Et ce, dès les premières pages de l’enquête de Sally Bonn. La fin de la première section (« comme ça commence ») aborde en effet les mythes de l’origine de l’écriture. Mais avant, l’autrice revient à la formation des lettres, au tracé consciencieux d’une lettre par une enfant assise dans une classe, observée à travers le temps (« Je me retourne et parcours la distance qui me sépare de cette enfant à la frange blonde »). Le récit se concentre sur l’instant où le dessin bascule vers l’écriture : « En regardant de près, ce n’est rien. Que des tracés noirs sur le papier ligné de bleu, des petits dessins, des signes. Ça ne veut rien dire. Un son, une forme. Mais quel sens ? Le sens immédiat c’est la réussite du geste, l’application à reproduire ce tracé qu’on lui désigne et qu’elle doit dessiner, former. Écrire ? » L’interrogation persiste. Le lien entre la lettre et le corps qui la produit, échappe. « Cette enfant à la frange blonde », qu’on regarde écrire, est l’autrice elle-même. Or, lors de l’apprentissage de l’écriture et de son récit, une scission intime se révèle, qui empêche l’emploi de la première personne : elle est due, plus qu’à la distance temporelle du souvenir, au geste d’écriture lui-même. De fait, plus loin dans le livre, Sally Bonn ne nomme pas les auteurs qu’elle rencontre pour enquêter sur les gestes d’écriture. Elle consigne leurs réponses et reproduit la lettre d’« un écrivain », les mots d’« une artiste »… On peut, avec les remerciements en fin d’ouvrage, en deviner l’identité. Peu importe. L’attention se déplace vers la pratique d’écriture. Sally Bonn s’intéresse « aux inconnus des livres », à leurs manières de parvenir aux mots, à leurs bricolages, leurs dispositifs.

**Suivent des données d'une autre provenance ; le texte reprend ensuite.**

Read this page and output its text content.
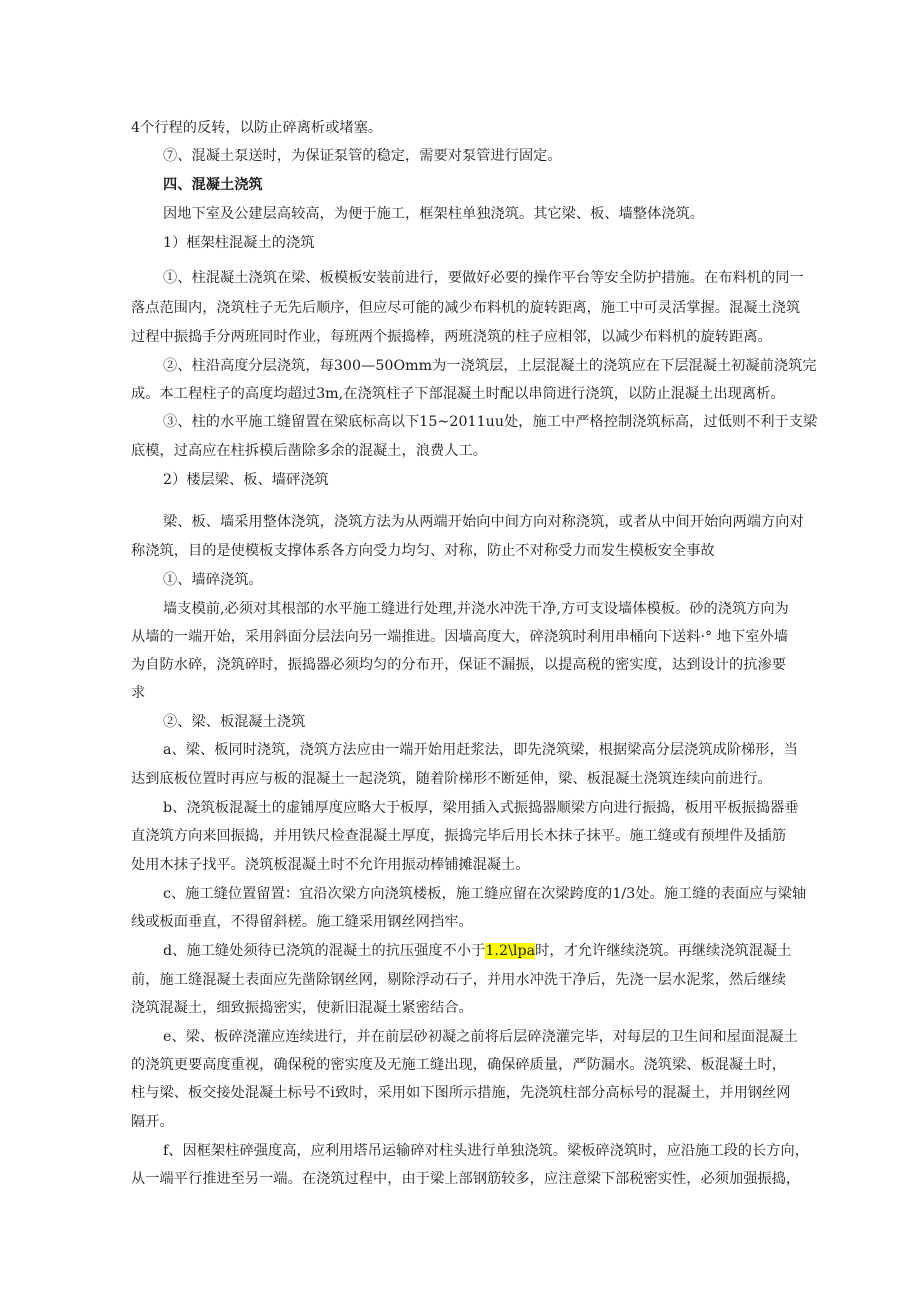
4个行程的反转，以防止碎离析或堵塞。

⑦、混凝土泵送时，为保证泵管的稳定，需要对泵管进行固定。

四、混凝土浇筑

因地下室及公建层高较高，为便于施工，框架柱单独浇筑。其它梁、板、墙整体浇筑。

1）框架柱混凝土的浇筑

①、柱混凝土浇筑在梁、板模板安装前进行，要做好必要的操作平台等安全防护措施。在布料机的同一

落点范围内，浇筑柱子无先后顺序，但应尽可能的减少布料机的旋转距离，施工中可灵活掌握。混凝土浇筑

过程中振捣手分两班同时作业，每班两个振捣棒，两班浇筑的柱子应相邻，以减少布料机的旋转距离。

②、柱沿高度分层浇筑，每300—50Omm为一浇筑层，上层混凝土的浇筑应在下层混凝土初凝前浇筑完

成。本工程柱子的高度均超过3m,在浇筑柱子下部混凝土时配以串筒进行浇筑，以防止混凝土出现离析。

③、柱的水平施工缝留置在梁底标高以下15~2011uu处，施工中严格控制浇筑标高，过低则不利于支梁

底模，过高应在柱拆模后凿除多余的混凝土，浪费人工。

2）楼层梁、板、墙砰浇筑

梁、板、墙采用整体浇筑，浇筑方法为从两端开始向中间方向对称浇筑，或者从中间开始向两端方向对

称浇筑，目的是使模板支撑体系各方向受力均匀、对称，防止不对称受力而发生模板安全事故

①、墙碎浇筑。

墙支模前,必须对其根部的水平施工缝进行处理,并浇水冲洗干净,方可支设墙体模板。砂的浇筑方向为

从墙的一端开始，采用斜面分层法向另一端推进。因墙高度大，碎浇筑时利用串桶向下送料·° 地下室外墙

为自防水碎，浇筑碎时，振捣器必须均匀的分布开，保证不漏振，以提高税的密实度，达到设计的抗渗要

求

②、梁、板混凝土浇筑

a、梁、板同时浇筑，浇筑方法应由一端开始用赶浆法，即先浇筑梁，根据梁高分层浇筑成阶梯形，当

达到底板位置时再应与板的混凝土一起浇筑，随着阶梯形不断延伸，梁、板混凝土浇筑连续向前进行。

b、浇筑板混凝土的虚铺厚度应略大于板厚，梁用插入式振捣器顺梁方向进行振捣，板用平板振捣器垂

直浇筑方向来回振捣，并用铁尺检查混凝土厚度，振捣完毕后用长木抹子抹平。施工缝或有预埋件及插筋

处用木抹子找平。浇筑板混凝土时不允许用振动棒铺摊混凝土。

c、施工缝位置留置：宜沿次梁方向浇筑楼板，施工缝应留在次梁跨度的1/3处。施工缝的表面应与梁轴

线或板面垂直，不得留斜槎。施工缝采用钢丝网挡牢。

d、施工缝处须待已浇筑的混凝土的抗压强度不小于1.2\lpa时，才允许继续浇筑。再继续浇筑混凝土

前，施工缝混凝土表面应先凿除钢丝网，剔除浮动石子，并用水冲洗干净后，先浇一层水泥浆，然后继续

浇筑混凝土，细致振捣密实，使新旧混凝土紧密结合。

e、梁、板碎浇灌应连续进行，并在前层砂初凝之前将后层碎浇灌完毕，对每层的卫生间和屋面混凝土

的浇筑更要高度重视，确保税的密实度及无施工缝出现，确保碎质量，严防漏水。浇筑梁、板混凝土时，

柱与梁、板交接处混凝土标号不i致时，采用如下图所示措施，先浇筑柱部分高标号的混凝土，并用钢丝网

隔开。

f、因框架柱碎强度高，应利用塔吊运输碎对柱头进行单独浇筑。梁板碎浇筑时，应沿施工段的长方向，

从一端平行推进至另一端。在浇筑过程中，由于梁上部钢筋较多，应注意梁下部税密实性，必须加强振捣，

L’enquête est réflexive et se concentre ainsi sur l’autrice elle-même (par exemple, en revenant à une expérience originaire de la violence qui marque le corps, au silence et au recours à l’écriture qui en découlent), sur des contemporains ou des figures admirées (Benjamin, Walser) et fantasmées en exemple (« Ambrosia » surtout, cette femme représentée, sur une fresque de Pompéi, au moment précédant l’écriture). Chaque chapitre raconte donc la rencontre avec un souvenir, un objet, une image, un lieu d’écriture grâce auxquels surgissent les questions : comment les objets et les lieux gardent-ils trace de celui ou celle qui écrit ? Comment le silence et le regard nourrissent-ils le « passage à l’acte » et comment le tout de la vie peut-il « passer à la ligne », à la page ? Comment l’écriture naît-elle de l’incise, de l’effacement, de la rature ?...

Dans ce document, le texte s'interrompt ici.